"So let me be clear: I'm proud to be gay, and I consider being gay among the greatest gifts God has given me," Cook said in an article he wrote in Bloomberg Businessweek published on Thursday.
"I don't consider myself an activist, but I realize how much I've benefited from the sacrifice of others," he said.
Cook's statement makes public a fact long known but rarely discussed openly in California's close-knit Silicon Valley technology community.
A popular gay and lesbian magazine, Out, placed Cook at the top of its annual top 50 list of gay people in 2013.
"As the first CEO of a Fortune 500 company to reveal he is gay, Tim helps make the business world a bit less homophobic," Marianne Duddy-Burke, executive director of gay rights organization DignityUSA told Reuters in an email.
"I'm sure this will make it easier for some others in similar positions to consider coming out."
The fact the chief executive of the biggest U.S. publicly traded company felt he could disclose his sexual preference in such a public way, and with the backing of his chairman, shows how times have changed in the past few years.
Former BP Chief Executive Lord Browne, who kept his sexual orientation secret for decades, was forced to come out after a boyfriend made it public in 2007, and he later resigned.
"By deciding to speak publicly about his sexuality, Tim Cook has become a role model, and will speed up changes in the corporate world," Browne said in an email to Reuters on Thursday.
It remains to be seen whether Cook's disclosure will affect the company's business in conservative markets such as Russia, Iran and Africa.
The reason Cook chose this moment to go public is also unclear, but it comes at critical time in American history when a debate is raging over the legality of gay marriage.

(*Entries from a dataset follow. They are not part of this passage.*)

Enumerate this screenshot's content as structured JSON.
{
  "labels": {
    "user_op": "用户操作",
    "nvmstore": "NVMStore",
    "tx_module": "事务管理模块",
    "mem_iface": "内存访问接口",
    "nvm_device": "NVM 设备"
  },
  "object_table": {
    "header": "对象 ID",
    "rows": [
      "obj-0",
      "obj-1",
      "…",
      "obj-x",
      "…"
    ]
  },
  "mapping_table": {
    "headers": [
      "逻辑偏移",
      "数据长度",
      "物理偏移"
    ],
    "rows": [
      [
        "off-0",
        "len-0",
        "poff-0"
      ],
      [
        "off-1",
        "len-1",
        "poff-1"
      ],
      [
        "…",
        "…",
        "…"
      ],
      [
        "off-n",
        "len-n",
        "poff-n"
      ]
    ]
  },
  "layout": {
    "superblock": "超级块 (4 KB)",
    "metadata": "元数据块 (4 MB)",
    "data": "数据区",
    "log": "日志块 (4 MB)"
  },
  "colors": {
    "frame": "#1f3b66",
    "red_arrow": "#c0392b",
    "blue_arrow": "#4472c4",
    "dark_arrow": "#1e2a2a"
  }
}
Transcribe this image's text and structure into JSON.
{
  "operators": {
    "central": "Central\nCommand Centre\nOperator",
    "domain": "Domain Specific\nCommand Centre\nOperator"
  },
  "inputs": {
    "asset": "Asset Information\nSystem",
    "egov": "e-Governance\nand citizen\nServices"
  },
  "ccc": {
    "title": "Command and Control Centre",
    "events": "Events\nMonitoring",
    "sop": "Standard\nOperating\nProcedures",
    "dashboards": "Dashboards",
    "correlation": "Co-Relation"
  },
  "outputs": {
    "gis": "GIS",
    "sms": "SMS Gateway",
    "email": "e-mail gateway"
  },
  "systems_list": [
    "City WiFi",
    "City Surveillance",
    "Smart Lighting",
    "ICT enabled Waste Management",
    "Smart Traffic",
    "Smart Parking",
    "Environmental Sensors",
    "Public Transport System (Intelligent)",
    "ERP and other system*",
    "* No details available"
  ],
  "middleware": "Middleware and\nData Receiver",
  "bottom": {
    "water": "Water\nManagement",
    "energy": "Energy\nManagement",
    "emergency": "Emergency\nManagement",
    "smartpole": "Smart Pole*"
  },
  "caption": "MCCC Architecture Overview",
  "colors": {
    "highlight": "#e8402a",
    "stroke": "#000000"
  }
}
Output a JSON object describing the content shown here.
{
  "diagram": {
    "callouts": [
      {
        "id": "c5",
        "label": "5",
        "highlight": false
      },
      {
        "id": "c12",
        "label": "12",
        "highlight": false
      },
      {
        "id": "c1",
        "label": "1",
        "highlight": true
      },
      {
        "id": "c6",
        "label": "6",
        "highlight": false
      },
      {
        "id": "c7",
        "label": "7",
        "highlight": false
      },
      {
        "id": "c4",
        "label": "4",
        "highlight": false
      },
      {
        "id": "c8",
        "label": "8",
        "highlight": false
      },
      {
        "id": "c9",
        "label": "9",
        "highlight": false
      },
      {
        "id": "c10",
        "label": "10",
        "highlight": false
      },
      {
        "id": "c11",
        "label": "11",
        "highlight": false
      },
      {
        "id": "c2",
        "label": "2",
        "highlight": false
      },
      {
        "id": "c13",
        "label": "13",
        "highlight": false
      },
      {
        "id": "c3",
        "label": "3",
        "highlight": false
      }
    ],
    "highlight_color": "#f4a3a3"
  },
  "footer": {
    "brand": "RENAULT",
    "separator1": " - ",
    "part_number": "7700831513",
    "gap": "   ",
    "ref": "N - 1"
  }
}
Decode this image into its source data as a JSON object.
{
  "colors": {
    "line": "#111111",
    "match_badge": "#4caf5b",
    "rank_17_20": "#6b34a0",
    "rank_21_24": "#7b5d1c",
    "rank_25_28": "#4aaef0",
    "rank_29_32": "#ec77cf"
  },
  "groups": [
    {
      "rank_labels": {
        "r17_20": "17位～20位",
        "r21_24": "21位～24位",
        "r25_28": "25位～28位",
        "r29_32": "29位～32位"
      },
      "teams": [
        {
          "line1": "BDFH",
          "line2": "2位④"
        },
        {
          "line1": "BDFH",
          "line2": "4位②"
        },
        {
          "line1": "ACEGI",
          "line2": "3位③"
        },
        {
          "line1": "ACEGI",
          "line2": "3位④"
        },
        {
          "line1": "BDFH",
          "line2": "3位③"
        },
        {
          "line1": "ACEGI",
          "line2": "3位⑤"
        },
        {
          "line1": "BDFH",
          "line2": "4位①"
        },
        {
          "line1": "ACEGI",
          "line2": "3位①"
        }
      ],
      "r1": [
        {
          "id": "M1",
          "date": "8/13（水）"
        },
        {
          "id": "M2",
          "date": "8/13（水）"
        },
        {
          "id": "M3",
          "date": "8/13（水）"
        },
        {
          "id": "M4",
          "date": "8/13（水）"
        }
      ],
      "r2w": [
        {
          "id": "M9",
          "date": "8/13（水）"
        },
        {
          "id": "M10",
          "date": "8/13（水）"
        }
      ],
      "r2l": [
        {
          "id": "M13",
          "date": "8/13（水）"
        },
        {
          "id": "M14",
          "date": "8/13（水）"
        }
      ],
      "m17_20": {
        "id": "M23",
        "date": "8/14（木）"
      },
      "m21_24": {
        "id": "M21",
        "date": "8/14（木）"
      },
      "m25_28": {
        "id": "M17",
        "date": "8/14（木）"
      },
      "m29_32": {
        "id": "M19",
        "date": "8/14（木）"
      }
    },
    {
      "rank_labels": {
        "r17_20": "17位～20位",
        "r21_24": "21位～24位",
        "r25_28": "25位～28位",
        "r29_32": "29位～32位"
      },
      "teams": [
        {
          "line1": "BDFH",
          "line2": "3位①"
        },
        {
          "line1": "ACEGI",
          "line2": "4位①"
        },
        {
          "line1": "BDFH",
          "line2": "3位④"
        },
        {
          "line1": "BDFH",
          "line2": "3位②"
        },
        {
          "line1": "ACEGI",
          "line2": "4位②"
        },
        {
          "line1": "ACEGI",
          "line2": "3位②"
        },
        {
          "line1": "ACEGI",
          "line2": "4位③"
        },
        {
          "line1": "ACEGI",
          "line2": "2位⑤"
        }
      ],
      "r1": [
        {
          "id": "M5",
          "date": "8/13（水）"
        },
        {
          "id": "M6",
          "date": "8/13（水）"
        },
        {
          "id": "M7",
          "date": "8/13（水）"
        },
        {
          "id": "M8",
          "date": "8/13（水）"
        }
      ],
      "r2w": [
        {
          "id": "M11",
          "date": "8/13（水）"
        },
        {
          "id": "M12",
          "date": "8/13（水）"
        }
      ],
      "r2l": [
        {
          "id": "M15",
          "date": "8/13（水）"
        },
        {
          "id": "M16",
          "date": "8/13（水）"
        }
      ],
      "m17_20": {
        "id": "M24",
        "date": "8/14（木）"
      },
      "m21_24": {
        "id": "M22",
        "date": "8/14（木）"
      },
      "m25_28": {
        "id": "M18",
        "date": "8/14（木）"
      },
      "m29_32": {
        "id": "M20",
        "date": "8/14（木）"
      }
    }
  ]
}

While never broadcasting his sexual orientation, Cook has frequently spoken out against discrimination of the lesbian, gay, bisexual and transgender (LGBT) community, most recently this month when he addressed a group in his native Alabama.
Now, he is at least the third CEO of a publicly listed U.S. company to come out of the closet.
C1 Financial Inc's Trevor Burgess and IGI Laboratories Inc's Jason Grenfell-Gardner have previously acknowledged that they are gay.
Cook's disclosure was greeted by a flood of congratulatory comments on Twitter.
"I have so much respect for this man," a person identifying himself as Andrew Clarke tweeted.
Apple Chairman Art Levinson said Cook's announcement was "courageous."
"(His) decision to speak out will help advance the cause of equality and inclusion far beyond the business world," Levinson was quoted by CNBC as saying.
"On behalf of the board and our entire company, we are incredibly proud to have Tim leading Apple."
Apple has a long history of supporting the LGBT community.
Earlier this year, the company criticized an Arizona bill that would permit businesses to refuse service on religious grounds, a measure that critics said could allow discrimination against gay people.
"...I will personally continue to advocate for equality for all people until my toes point up," Cook said in the article.
"Plenty of colleagues at Apple know I'm gay, and it doesn't seem to make a difference in the way they treat me," he added.